To donate to Pakistan relief, please visit here.
An Update: Japan Earthquake and Tsunami Relief
A devastating 9.0-magnitude earthquake struck the northeastern coast of Japan on March 11, 2011, triggering a massive tsunami that washed away several coastal cities, destroyed critical infrastructure, crippled more than 7,000 businesses, and was primarily responsible for the death of a confirmed 15,776 people. In addition to the fatalities, as of Sept. 8, confirmed injured were 5,929 persons, and 4,225 are either still missing or are unaccounted for. Some 450,000 people were made homeless by the disaster. The World Bank has estimated the total economic cost of the disaster to be around $235 billion, or 4 percent of Japan’s GDP, the costliest natural disaster on record. Although Japan’s GDP is expected to rebound late in the year or early next year, some have said that Japan’s net wealth has been permanently reduced.
Infrastructure was particularly hard hit in this disaster -- 120,000 buildings-including houses, factories, offices, schools and community centers-were destroyed by the tsunami. Of these, 78,000 were washed away. A further 220,000 buildings were damaged. The hardest-hit towns along the coastal areas of Fukushima, Miyagi and Iwate prefectures are still struggling to recover. Some towns saw more than half their population lost. Since moving into temporary housing from the evacuation centers, many survivors have become more susceptible to depression and alcoholism, since many of them now live alone, separated from the communities that provided them with moral and practical support. Post-traumatic stress syndrome is also a problem.
The earthquake and tsunami also destabilized the Daiichi nuclear power station in Fukushima, causing reactors to overheat and leak radiation. The nuclear crisis is still posing challenges, and the company in charge of the plant has indicated that it could take the rest of the year for them to get radiation leakage fully under control.

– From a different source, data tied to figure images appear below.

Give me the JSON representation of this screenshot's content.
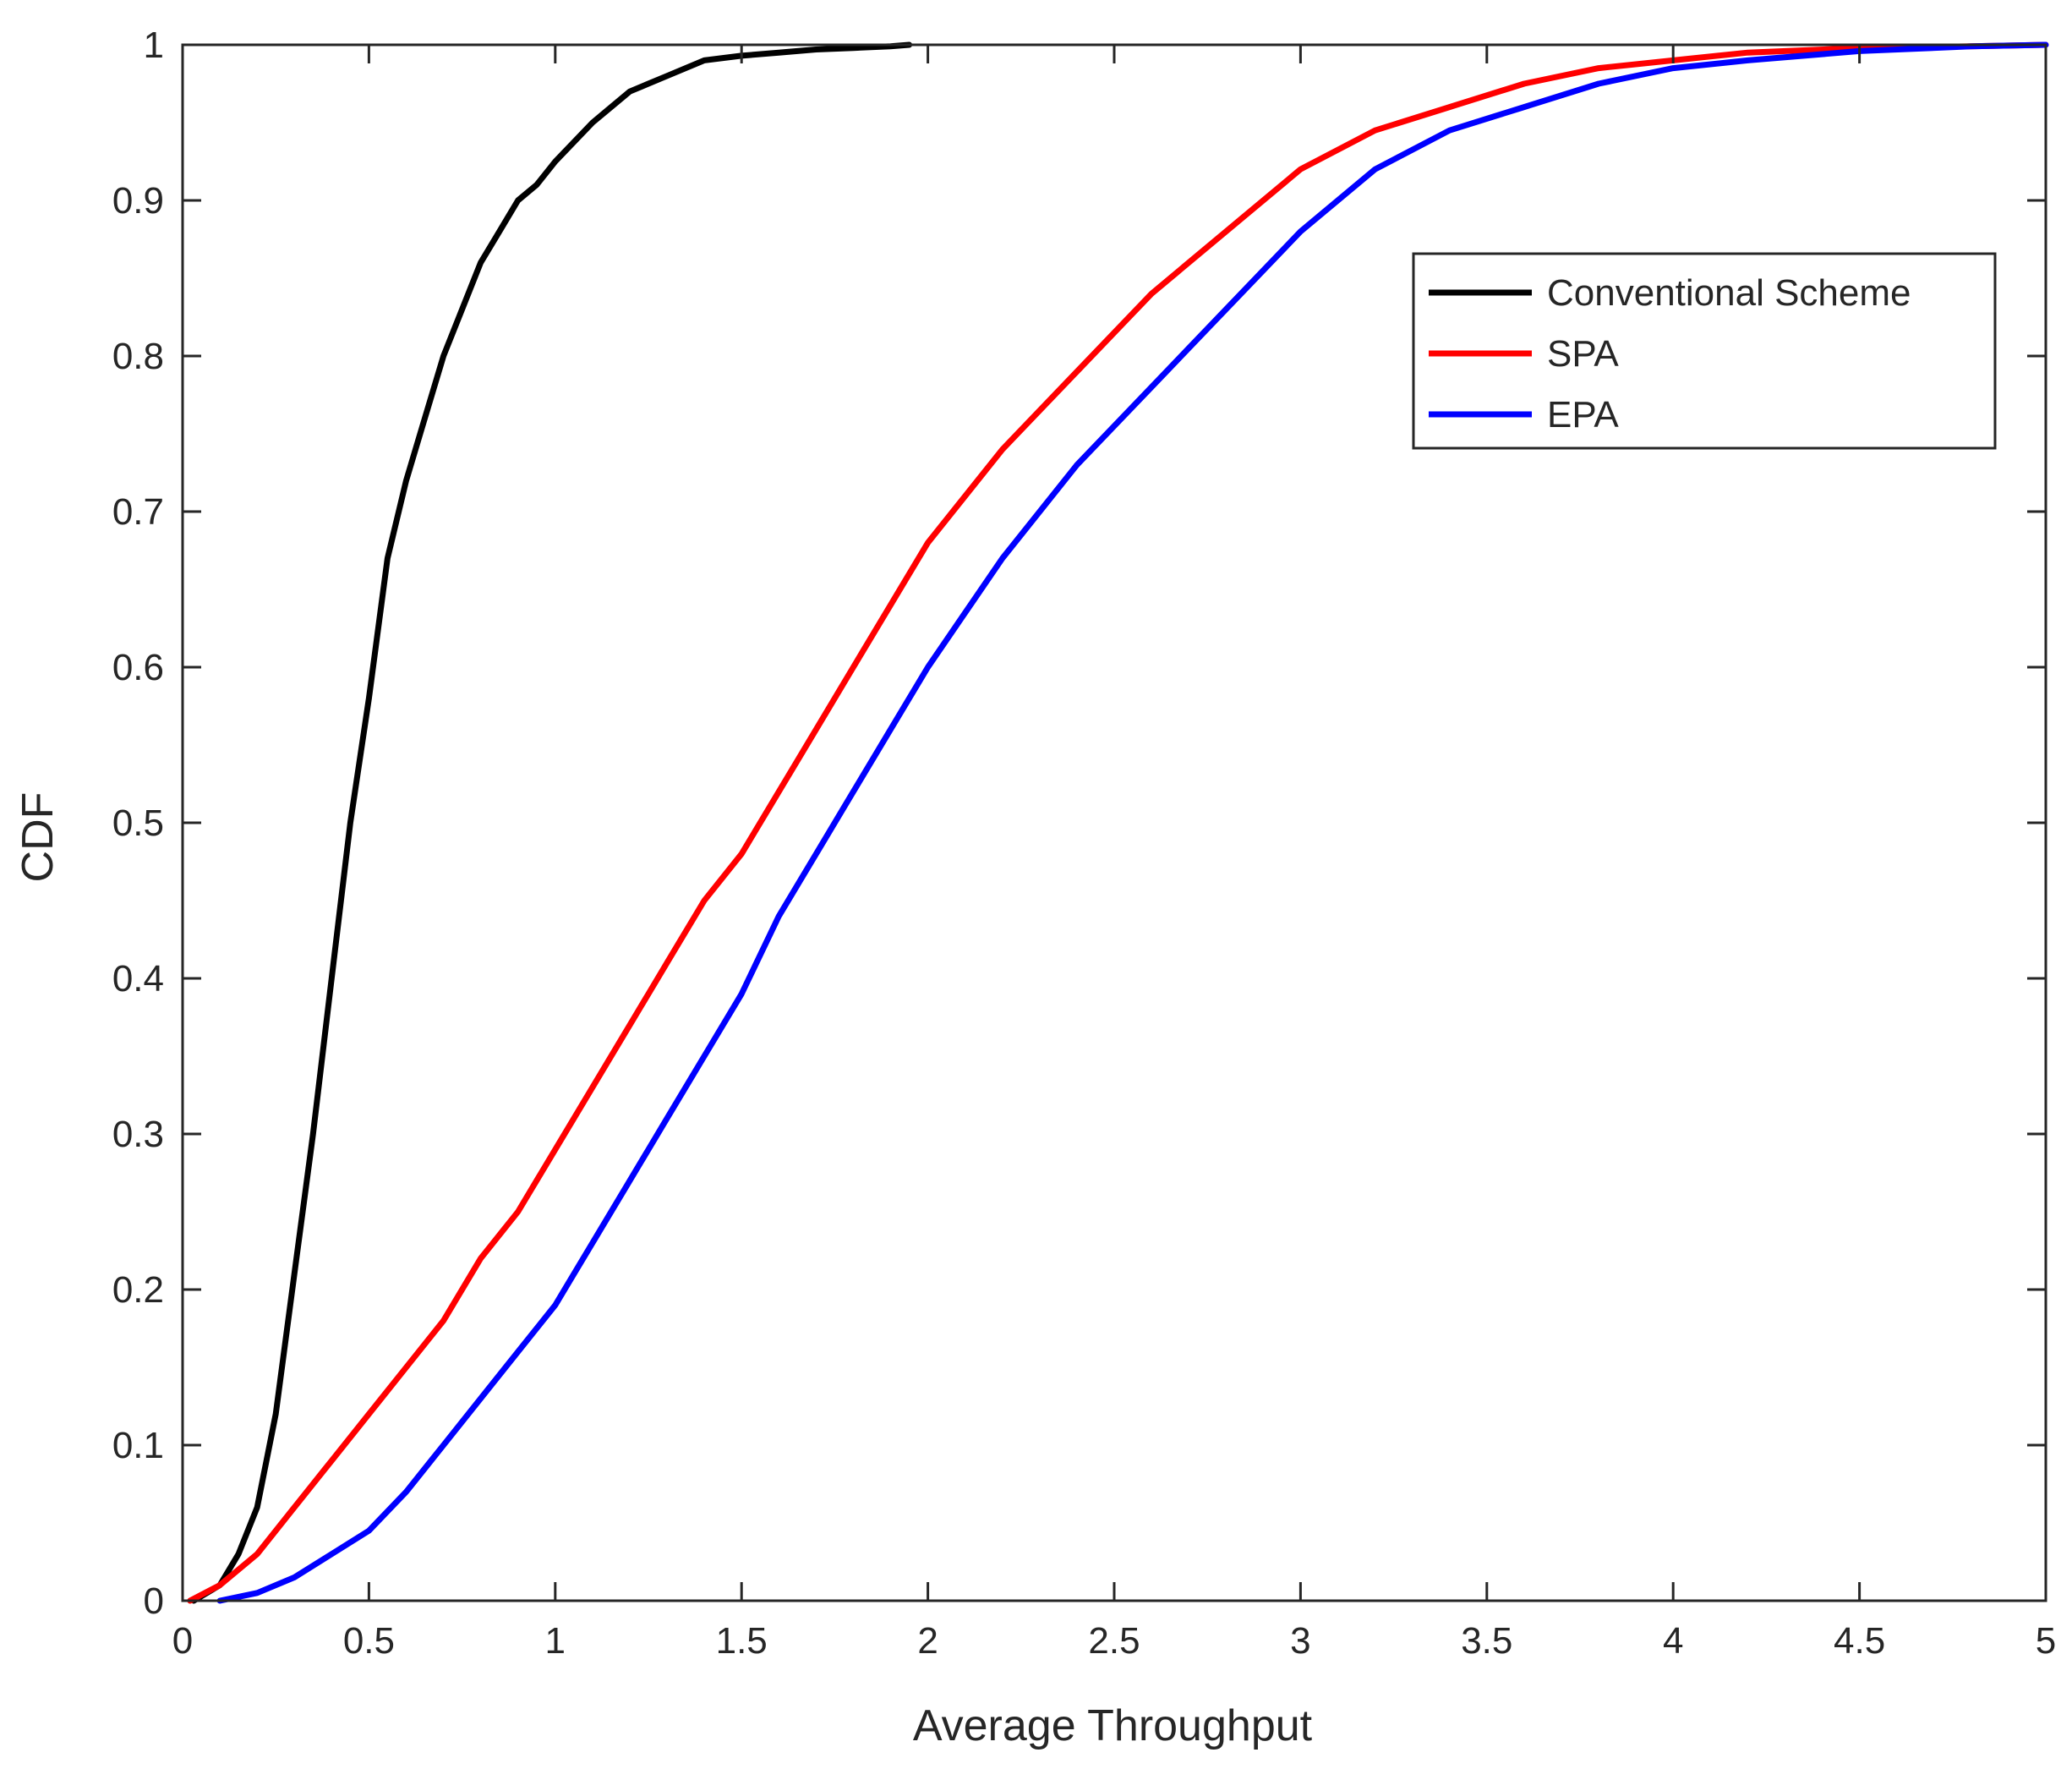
{
  "chart_data": {
    "type": "line",
    "title": "",
    "xlabel": "Average Throughput",
    "ylabel": "CDF",
    "xlim": [
      0,
      5
    ],
    "ylim": [
      0,
      1
    ],
    "xticks": [
      0,
      0.5,
      1,
      1.5,
      2,
      2.5,
      3,
      3.5,
      4,
      4.5,
      5
    ],
    "xtick_labels": [
      "0",
      "0.5",
      "1",
      "1.5",
      "2",
      "2.5",
      "3",
      "3.5",
      "4",
      "4.5",
      "5"
    ],
    "yticks": [
      0,
      0.1,
      0.2,
      0.3,
      0.4,
      0.5,
      0.6,
      0.7,
      0.8,
      0.9,
      1
    ],
    "ytick_labels": [
      "0",
      "0.1",
      "0.2",
      "0.3",
      "0.4",
      "0.5",
      "0.6",
      "0.7",
      "0.8",
      "0.9",
      "1"
    ],
    "grid": false,
    "box": true,
    "legend_position": "top-right",
    "series": [
      {
        "name": "Conventional Scheme",
        "color": "#000000",
        "x": [
          0.03,
          0.1,
          0.15,
          0.2,
          0.25,
          0.3,
          0.35,
          0.4,
          0.45,
          0.5,
          0.55,
          0.6,
          0.65,
          0.7,
          0.75,
          0.8,
          0.85,
          0.9,
          0.95,
          1.0,
          1.1,
          1.2,
          1.3,
          1.4,
          1.5,
          1.6,
          1.7,
          1.8,
          1.9,
          1.95
        ],
        "y": [
          0.0,
          0.01,
          0.03,
          0.06,
          0.12,
          0.21,
          0.3,
          0.4,
          0.5,
          0.58,
          0.67,
          0.72,
          0.76,
          0.8,
          0.83,
          0.86,
          0.88,
          0.9,
          0.91,
          0.925,
          0.95,
          0.97,
          0.98,
          0.99,
          0.993,
          0.995,
          0.997,
          0.998,
          0.999,
          1.0
        ]
      },
      {
        "name": "SPA",
        "color": "#ff0000",
        "x": [
          0.02,
          0.1,
          0.2,
          0.3,
          0.4,
          0.5,
          0.6,
          0.7,
          0.8,
          0.9,
          1.0,
          1.1,
          1.2,
          1.3,
          1.4,
          1.5,
          1.6,
          1.7,
          1.8,
          1.9,
          2.0,
          2.2,
          2.4,
          2.6,
          2.8,
          3.0,
          3.2,
          3.4,
          3.6,
          3.8,
          4.0,
          4.2,
          4.5,
          4.8,
          5.0
        ],
        "y": [
          0.0,
          0.01,
          0.03,
          0.06,
          0.09,
          0.12,
          0.15,
          0.18,
          0.22,
          0.25,
          0.29,
          0.33,
          0.37,
          0.41,
          0.45,
          0.48,
          0.52,
          0.56,
          0.6,
          0.64,
          0.68,
          0.74,
          0.79,
          0.84,
          0.88,
          0.92,
          0.945,
          0.96,
          0.975,
          0.985,
          0.99,
          0.995,
          0.998,
          0.999,
          1.0
        ]
      },
      {
        "name": "EPA",
        "color": "#0000ff",
        "x": [
          0.1,
          0.2,
          0.3,
          0.4,
          0.5,
          0.6,
          0.7,
          0.8,
          0.9,
          1.0,
          1.1,
          1.2,
          1.3,
          1.4,
          1.5,
          1.6,
          1.7,
          1.8,
          1.9,
          2.0,
          2.2,
          2.4,
          2.6,
          2.8,
          3.0,
          3.2,
          3.4,
          3.6,
          3.8,
          4.0,
          4.2,
          4.5,
          4.8,
          5.0
        ],
        "y": [
          0.0,
          0.005,
          0.015,
          0.03,
          0.045,
          0.07,
          0.1,
          0.13,
          0.16,
          0.19,
          0.23,
          0.27,
          0.31,
          0.35,
          0.39,
          0.44,
          0.48,
          0.52,
          0.56,
          0.6,
          0.67,
          0.73,
          0.78,
          0.83,
          0.88,
          0.92,
          0.945,
          0.96,
          0.975,
          0.985,
          0.99,
          0.996,
          0.999,
          1.0
        ]
      }
    ]
  }
}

Through Church World Service, Week of Compassion continues to support a broad group of partners, including some of those under the umbrella grouping Japan Platform, or JPF, an international emergency humanitarian aid consortium of 32 Japanese non-governmental organizations, the business community and the Japan Ministry of Foreign Affairs. CWS has also provided some support to the Japan Ecumenical Disaster Response Organization, known as JEDRO, which is an effort inclusive of the National Council of Churches of Japan. Through CWS, we have been able to contribute to our ecumenical efforts to provide food aid; pest control and sanitation; mud and debris clearance; psychosocial support; and support to women and children.
Through Global Ministries East Asia and Pacific Office, Week of Compassion is also supporting efforts of the United Church of Christ Japan and the Tohoku Disaster Relief Center. The earthquake that devastated Japan and subsequently resulted in the tsunami which caused the nuclear reactor malfunctions is by far one of the most unique disaster situations to ever face the country. Thus, in addition to providing aid to the people in the Sendai area, where missionary Jeffrey Mensendiek is based, WoC is supporting Global Ministries’ efforts to purchase Geiger Counters to monitor the radiation levels in the air. The main concern is the radioactive contamination of the food in this area. To read more about this particular aspect of our response, please visit here.
In addition to these relief efforts in different parts of Asia, Week of Compassion, of course, continues to respond in other places of dire need such as the Horn of Africa. We will be sending out a more thorough update, including a report from Executive Director Amy Gopp’s recent trip to East Africa, in the days to come.
We thank you for your ongoing faith, trust, and commitment to courageous compassion. And for believing, deep down, that THERE TRULY IS ENOUGH for ALL. May it be so.